Hacker News new | ask | show | jobs
by wora 2711 days ago
I saw many comments about stateful workloads. I am not sure it is a necessary issue for cloud environment.

Within a zone or a cluster, the latency is about 1ms, which is faster than most hard disks. The network bandwidth is on par with disk throughput. What we really need is a faster database and a faster object storage that can match the network performance (1ms and 10Gbps), then all workloads can be stateless.

If one uses a VM on GCP, the VM has no local storage besides the small local SSDs. Practically even the VM is stateless besides some cache.

3 comments

> The network bandwidth is on par with disk throughput

Yes, and most storage you have access to, in cloud environments, is network attached. GCP disks, AWS EBS volumes, etc. All network and outside the hypervisors. You may have some local storage, but that's ephemeral, by design.

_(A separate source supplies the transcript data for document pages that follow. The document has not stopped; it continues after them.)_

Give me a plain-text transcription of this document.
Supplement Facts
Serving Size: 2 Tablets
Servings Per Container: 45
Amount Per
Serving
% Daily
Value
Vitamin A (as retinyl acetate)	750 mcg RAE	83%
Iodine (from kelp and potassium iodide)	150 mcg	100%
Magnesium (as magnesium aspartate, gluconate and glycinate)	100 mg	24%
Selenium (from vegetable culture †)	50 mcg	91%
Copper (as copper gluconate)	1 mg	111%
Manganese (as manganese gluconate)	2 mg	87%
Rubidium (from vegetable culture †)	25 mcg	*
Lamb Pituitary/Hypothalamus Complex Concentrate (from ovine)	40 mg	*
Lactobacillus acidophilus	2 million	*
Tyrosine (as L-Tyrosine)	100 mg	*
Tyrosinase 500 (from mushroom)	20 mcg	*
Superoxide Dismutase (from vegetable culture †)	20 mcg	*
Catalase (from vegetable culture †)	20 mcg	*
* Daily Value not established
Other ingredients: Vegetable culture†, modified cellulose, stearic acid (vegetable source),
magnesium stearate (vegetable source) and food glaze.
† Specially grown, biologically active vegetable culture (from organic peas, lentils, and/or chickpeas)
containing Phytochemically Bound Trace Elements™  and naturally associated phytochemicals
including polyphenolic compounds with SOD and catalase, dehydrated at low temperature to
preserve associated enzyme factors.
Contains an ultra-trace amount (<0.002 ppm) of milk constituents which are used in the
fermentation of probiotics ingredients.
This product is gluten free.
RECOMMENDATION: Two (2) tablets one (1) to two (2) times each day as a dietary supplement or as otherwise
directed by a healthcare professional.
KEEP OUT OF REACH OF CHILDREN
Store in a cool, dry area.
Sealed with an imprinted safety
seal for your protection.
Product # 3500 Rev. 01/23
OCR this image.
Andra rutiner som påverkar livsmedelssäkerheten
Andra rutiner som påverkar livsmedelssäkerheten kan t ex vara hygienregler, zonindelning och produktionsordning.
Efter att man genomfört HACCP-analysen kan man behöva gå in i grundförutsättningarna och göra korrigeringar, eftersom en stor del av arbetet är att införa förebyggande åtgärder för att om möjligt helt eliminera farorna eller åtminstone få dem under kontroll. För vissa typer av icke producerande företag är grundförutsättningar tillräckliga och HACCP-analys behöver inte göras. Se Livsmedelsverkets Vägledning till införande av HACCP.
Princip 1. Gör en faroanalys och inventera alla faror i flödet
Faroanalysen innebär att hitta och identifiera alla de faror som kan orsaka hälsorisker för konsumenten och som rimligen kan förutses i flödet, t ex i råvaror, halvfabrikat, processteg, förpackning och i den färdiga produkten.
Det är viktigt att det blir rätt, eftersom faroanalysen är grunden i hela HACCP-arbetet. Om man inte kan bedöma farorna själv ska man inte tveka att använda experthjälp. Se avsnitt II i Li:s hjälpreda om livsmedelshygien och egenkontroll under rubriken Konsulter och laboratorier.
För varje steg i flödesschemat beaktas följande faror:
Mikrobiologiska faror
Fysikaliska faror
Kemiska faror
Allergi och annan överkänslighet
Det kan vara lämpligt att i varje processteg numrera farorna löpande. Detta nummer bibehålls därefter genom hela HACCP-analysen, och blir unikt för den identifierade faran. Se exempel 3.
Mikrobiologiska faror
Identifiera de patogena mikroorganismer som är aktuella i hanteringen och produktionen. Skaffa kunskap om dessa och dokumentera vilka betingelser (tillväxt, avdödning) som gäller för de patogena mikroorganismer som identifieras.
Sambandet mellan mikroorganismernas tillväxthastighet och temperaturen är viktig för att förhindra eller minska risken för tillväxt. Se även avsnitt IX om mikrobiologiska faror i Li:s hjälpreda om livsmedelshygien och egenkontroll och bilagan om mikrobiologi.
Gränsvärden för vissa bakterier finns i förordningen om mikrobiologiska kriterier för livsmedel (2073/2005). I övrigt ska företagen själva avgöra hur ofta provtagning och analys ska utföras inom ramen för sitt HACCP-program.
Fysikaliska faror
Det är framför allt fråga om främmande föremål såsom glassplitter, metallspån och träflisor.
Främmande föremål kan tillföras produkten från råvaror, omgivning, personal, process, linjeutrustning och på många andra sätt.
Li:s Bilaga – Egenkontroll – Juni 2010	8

However, since we are talking about Kubernetes: not only VMs are ephemeral, but your containers are ephemeral too! And they can move around. So now you (or rather, K8s) need to figure out which worker node has the pod, and which storage is assigned to it, and then attach/detach accordingly.

This is what persistent volumes and persistent volume claims give you. They actually work fine already for StatefulSets.

Now, if you are in a cloud environment you should look into the possibility of using the hosted database offerings. If you can (even at a price premium), that's a great deal of complexity you are going to avoid.

With stateless services, forwarding requests to underlying storage and serialization can dominate resource consumption. After all, some services will do little besides fetch the right content and transform the data somehow.

Addressing this requires caching data in memory while making sure those caches are also disjoint so that you fully utilize your cluster memory. This has driven Google (and others) to make some services semi stateful and build dynamic sharing infrastructure to make this easier [1].

[1] https://ai.google/research/pubs/pub46921

From a database perspective, 1ms to disk is an eternity.

A good disk subsystem had less write latency than that in the early 90’s.

Write to disk has no practical latency because of write buffer, either local file system or remote database. Flush to disk would be slow unless you use SSD.

On the other hand, a single machine has limited reliability. If one wants to have high availability, they needs to dual write to another machine, which also has network latency.

I don’t think that’s true. I recall ~5ms seek times being top of the line.
he said 'subsystem' not 'disk'-

what was the latency to the controller with ram cache?

using seek time as a measure is also somewhat worst case - controllers/filesystems also queue(d) according to drive geometry.